- Born: William Henry Anderson 21 April 1882 London, England
- Died: 12 April 1955 (aged 72) Winnipeg, Manitoba, Canada
- Genres: Vocal music, carols
- Occupations: Composer; choir director; tenor; voice teacher;
- Years active: 1903–1955

= W. H. Anderson =

English composer and singer (1882–1955)

William Henry Anderson (21 April 1882 – 12 April 1955) was a composer, choir director, tenor, and voice teacher of English birth. He produced a large amount of vocal music, including more than 150 songs and 40 anthems as well as a significant amount of carols and other choral works. He also produced a large number of choral arrangements of Ukrainian, Czech, and Icelandic folksongs; mainly written for Winnipeg choir director Walter Bohonos and his choirs. He used the pseudonyms Hugh Garland and Michael Bilencko for some of his published ballads and folksong arrangements, however, most of his works were published under the name W.H. Anderson. 1982 Some of his more well known compositions include the anthem Come, I Pray Thee; the songs Hospitality and To Immortality; the trio for female voices Sea Blue Gardens; and the Christmas pieces Ane Song for the Birth of Christ, Lullaby of the Little Angels and The World's Desire.

==Life and career==
Born in London, Anderson studied singing privately in his native city with Mattia Battistini and Manuel García and at the Guildhall School of Music and Drama. He served as a lay tenor at several notable churches in London, including St Paul's Cathedral, St Stephen Walbrook, and St. Paul's Church, Knightsbridge. In his early career he performed roles with the Moody-Manners Opera Company, sometimes using the name Wallace Anderson when performing. However, he mainly sang using his own name William. On 5 May 1903 he notably portrayed Monsieur Loustot in the London premiere of André Messager's Véronique with the composer conducting.

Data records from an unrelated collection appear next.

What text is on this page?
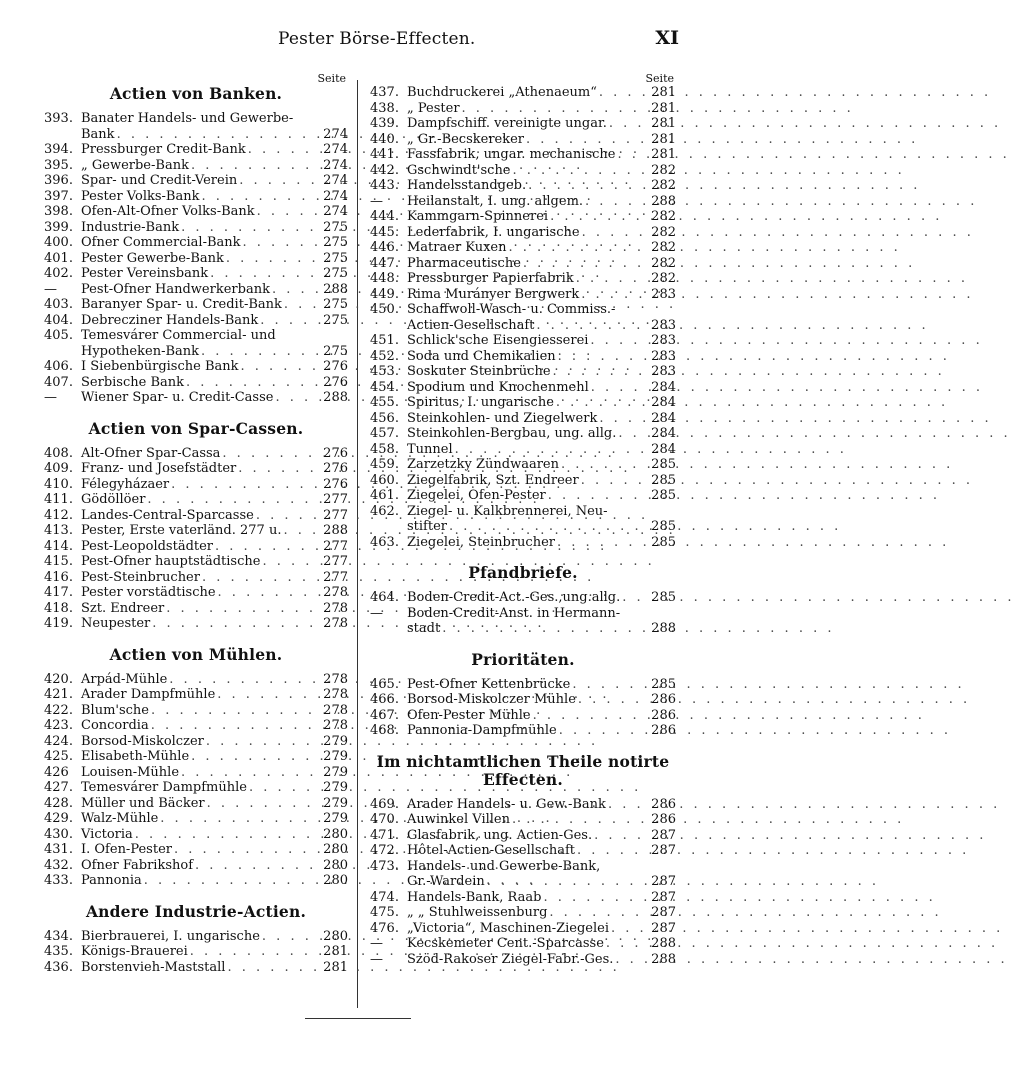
Pester Börse-Effecten.	XI
Seite
Actien von Banken.
393. Banater Handels- und Gewerbe-
Bank . . .	274
394. Pressburger Credit-Bank . . .	274
395. „ Gewerbe-Bank . . .	274
396. Spar- und Credit-Verein . . .	274
397. Pester Volks-Bank . . .	274
398. Ofen-Alt-Ofner Volks-Bank . . .	274
399. Industrie-Bank . . .	275
400. Ofner Commercial-Bank . . .	275
401. Pester Gewerbe-Bank . . .	275
402. Pester Vereinsbank . . .	275
—	Pest-Ofner Handwerkerbank . . .	288
403. Baranyer Spar- u. Credit-Bank . . .	275
404. Debrecziner Handels-Bank . . .	275
405. Temesvárer Commercial- und
Hypotheken-Bank . . .	275
406. I Siebenbürgische Bank . . .	276
407. Serbische Bank . . .	276
—	Wiener Spar- u. Credit-Casse . . .	288
Actien von Spar-Cassen.
408. Alt-Ofner Spar-Cassa . . .	276
409. Franz- und Josefstädter . . .	276
410. Félegyházaer . . .	276
411. Gödöllöer . . .	277
412. Landes-Central-Sparcasse . . .	277
413. Pester, Erste vaterländ. 277 u. . . .	288
414. Pest-Leopoldstädter . . .	277
415. Pest-Ofner hauptstädtische . . .	277
416. Pest-Steinbrucher . . .	277
417. Pester vorstädtische . . .	278
418. Szt. Endreer . . .	278
419. Neupester . . .	278
Actien von Mühlen.
420. Arpád-Mühle . . .	278
421. Arader Dampfmühle . . .	278
422. Blum'sche . . .	278
423. Concordia . . .	278
424. Borsod-Miskolczer . . .	279
425. Elisabeth-Mühle . . .	279
426 Louisen-Mühle . . .	279
427. Temesvárer Dampfmühle . . .	279
428. Müller und Bäcker . . .	279
429. Walz-Mühle . . .	279
430. Victoria . . .	280
431. I. Ofen-Pester . . .	280
432. Ofner Fabrikshof . . .	280
433. Pannonia . . .	280
Andere Industrie-Actien.
434. Bierbrauerei, I. ungarische . . .	280
435. Königs-Brauerei . . .	281
436. Borstenvieh-Maststall . . .	281
Seite
437. Buchdruckerei „Athenaeum“ . . .	281
438. „ Pester . . .	281
439. Dampfschiff. vereinigte ungar. . . .	281
440. „ Gr.-Becskereker . . .	281
441. Fassfabrik, ungar. mechanische . . .	281
442. Gschwindt'sche . . .	282
443. Handelsstandgeb. . . .	282
—	Heilanstalt, I. ung. allgem. . . .	288
444. Kammgarn-Spinnerei . . .	282
445. Lederfabrik, I. ungarische . . .	282
446. Matraer Kuxen . . .	282
447. Pharmaceutische . . .	282
448. Pressburger Papierfabrik . . .	282
449. Rima Murányer Bergwerk . . .	283
450. Schaffwoll-Wasch- u. Commiss.-
Actien-Gesellschaft . . .	283
451. Schlick'sche Eisengiesserei . . .	283
452. Soda und Chemikalien . . .	283
453. Soskuter Steinbrüche . . .	283
454. Spodium und Knochenmehl . . .	284
455. Spiritus, I. ungarische . . .	284
456. Steinkohlen- und Ziegelwerk . . .	284
457. Steinkohlen-Bergbau, ung. allg. . . .	284
458. Tunnel . . .	284
459. Zarzetzky Zündwaaren . . .	285
460. Ziegelfabrik, Szt. Endreer . . .	285
461. Ziegelei, Ofen-Pester . . .	285
462. Ziegel- u. Kalkbrennerei, Neu-
stifter . . .	285
463. Ziegelei, Steinbrucher . . .	285
Pfandbriefe.
464. Boden-Credit-Act.-Ges.,ung.allg. . . . 285
—	Boden-Credit-Anst. in Hermann-
stadt . . .	288
Prioritäten.
465. Pest-Ofner Kettenbrücke . . .	285
466. Borsod-Miskolczer Mühle . . .	286
467. Ofen-Pester Mühle . . .	286
468. Pannonia-Dampfmühle . . .	286
Im nichtamtlichen Theile notirte Effecten.
469. Arader Handels- u. Gew.-Bank . . .	286
470. Auwinkel Villen . . .	286
471. Glasfabrik, ung. Actien-Ges. . . .	287
472. Hôtel-Actien-Gesellschaft . . .	287
473. Handels- und Gewerbe-Bank,
Gr.-Wardein . . .	287
474. Handels-Bank, Raab . . .	287
475. „ „ Stuhlweissenburg . . .	287
476. „Victoria“, Maschinen-Ziegelei . . .	287
—	Kecskemeter Cent.-Sparcasse . . .	288
—	Szöd-Rakoser Ziegel-Fabr.-Ges. . . .	288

Anderson's abandoned his singing career after suffering from chronic bouts with bronchitis. He was advised by his doctor to leave London for a drier climate, and accordingly left England for Canada in 1910 where he ultimately settled in Winnipeg. He became a celebrated singing teacher in that city; notably teaching such musicians as Herbert Belyea, Lorne Betts, Lloyd Blackman, Ronald Dodds, James Duncan, Reginald Hugo, Wallace Lewis, Morley Meredith, Maxine Miller, Gladys Whitehead, and Phyllis Worth. He was also a much admired choir director in Winnipeg, notably founding and directing both CNR Choral Society and The Choristers. He conducted the latter choir from 1936 to 1955; notably leading the ensemble in an annual series of national broadcasts for CBC Radio from 1942 to 1955. The group continued to perform for nearly 20 years after Anderson's death. He also held several church posts in Winnipeg, including serving as music director of St Andrew's River Heights United from 1934 to 1954.

Anderson died in Winnipeg in 1955 at the age of 72. His son Jeffrey Anderson was a successful radio producer and music critic, and his daughter Evelyne Anderson was a successful actress and soprano.